Der Februar war der fünfte Monat in Folge mit Rückgängen sowohl beim Exportvolumen als auch beim Wert, was das schwierige internationale Handelsumfeld unterstreicht, dem die spanischen Produzenten derzeit gegenüberstehen.
Allein im Monat beliefen sich die Exporte auf etwa 1,4 Millionen Hektoliter und generierten Einnahmen von 212,5 Millionen Euro.
Spanischer Weinsektor sieht sich einem schwierigen Marktumfeld gegenüber
Die neuesten Zahlen zeichnen ein Bild eines spanischen Weinsektors, der gleichzeitig mehrere Herausforderungen bewältigen muss, darunter eine schwächere Produktion, eine geringere Inlandsnachfrage und rückläufige internationale Verkäufe.

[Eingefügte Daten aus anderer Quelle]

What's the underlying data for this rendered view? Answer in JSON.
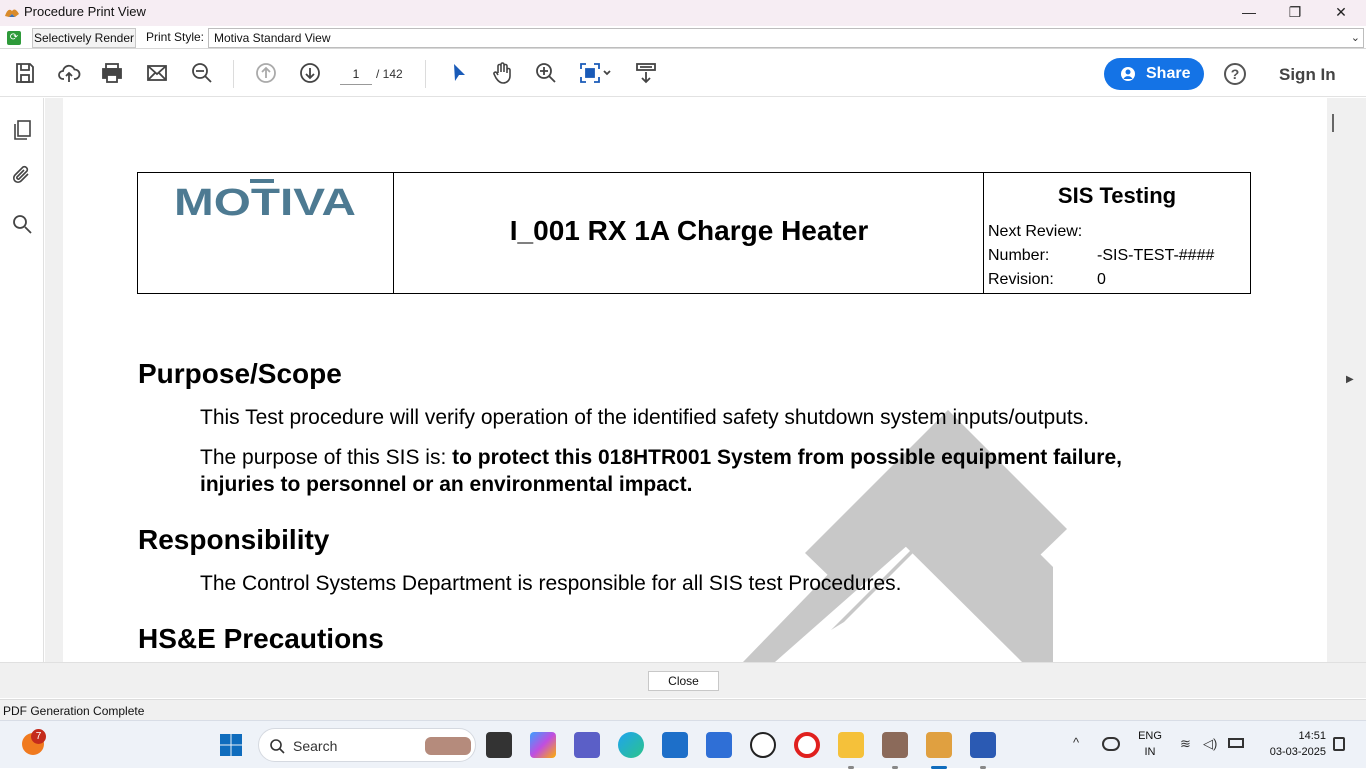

Während Weine mit geschützter Ursprungsbezeichnung weiterhin für Stabilität sorgen und der Weißweinkonsum eine moderate Widerstandsfähigkeit zeigt, bleibt das gesamte Marktumfeld angesichts sich ändernder Verbraucherpräferenzen und des zunehmenden globalen Wettbewerbs schwierig.
Im weiteren Verlauf der Kampagne werden sich die Produzenten voraussichtlich weiterhin auf Bestandsmanagement, Exporterholung und die Anpassung an sich entwickelnde Markttrends sowohl in Spanien als auch international konzentrieren.